Review script collections before publishing

Treat the PowerShell script collection like application code. Require review before changes reach production, keep a previous version available for rollback, and test the script in a non-production environment before you publish it.

This is especially important for Remote Actions because they may be used interactively by operators or end users.

Starting with Nodinite 6.4.0.0, the management experience reflects the identity group shown in the UI. A single group can contain the monitoring script and its optional corrective or detail actions, all sharing the same restricted PowerShell account.

Keep output small and explicit

Return a short status message that explains what the script checked and what happened.
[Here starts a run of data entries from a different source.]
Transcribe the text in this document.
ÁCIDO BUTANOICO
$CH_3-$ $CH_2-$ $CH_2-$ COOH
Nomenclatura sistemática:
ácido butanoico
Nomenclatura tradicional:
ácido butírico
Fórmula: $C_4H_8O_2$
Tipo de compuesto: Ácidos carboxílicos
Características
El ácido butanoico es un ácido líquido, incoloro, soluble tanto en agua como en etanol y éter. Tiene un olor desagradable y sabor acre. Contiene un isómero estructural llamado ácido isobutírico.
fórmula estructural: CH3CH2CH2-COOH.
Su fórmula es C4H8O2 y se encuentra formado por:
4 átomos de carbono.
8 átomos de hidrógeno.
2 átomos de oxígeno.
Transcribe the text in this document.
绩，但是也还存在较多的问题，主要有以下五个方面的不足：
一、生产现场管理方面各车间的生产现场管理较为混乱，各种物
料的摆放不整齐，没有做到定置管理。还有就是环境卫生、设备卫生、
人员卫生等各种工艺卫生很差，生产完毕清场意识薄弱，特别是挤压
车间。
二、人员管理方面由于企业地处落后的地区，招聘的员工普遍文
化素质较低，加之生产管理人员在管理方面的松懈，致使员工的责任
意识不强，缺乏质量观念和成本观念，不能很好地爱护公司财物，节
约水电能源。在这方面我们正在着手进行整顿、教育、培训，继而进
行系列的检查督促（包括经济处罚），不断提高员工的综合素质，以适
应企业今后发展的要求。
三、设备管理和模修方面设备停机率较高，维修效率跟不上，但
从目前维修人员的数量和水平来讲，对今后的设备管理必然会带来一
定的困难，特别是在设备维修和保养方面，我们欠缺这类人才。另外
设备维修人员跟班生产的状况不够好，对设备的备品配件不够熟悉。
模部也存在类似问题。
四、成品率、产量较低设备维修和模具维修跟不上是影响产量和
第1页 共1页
If the script returns objects or tables, format the result so it is easy to read in Monitor Views.

Practical checklist

Before you publish a new script, confirm the following:

  • The script runs under a dedicated IIS identity for its group.
  • That identity has only the permissions the script needs.
  • No passwords, tokens, or keys are stored in the script body.
  • WinRM and firewall rules are limited to the target servers that need remote execution.
  • The script has been reviewed and tested in a non-production environment.
  • The output is concise and does not expose sensitive data.
  • Your environment is updated regularly to receive monthly security and platform fixes from Nodinite and Microsoft (see Monthly updates FAQ).

When to use a separate collection

Create a separate script collection when one script needs broader access than your normal monitoring checks, when the script is used for remediation, or when a different team owns the logic.

That separation makes it easier to apply tighter permissions, review the changes independently, and keep the operational model understandable.

If you update authentication or another sensitive setting for a collection, provide the password for that specific group when Nodinite prompts for it.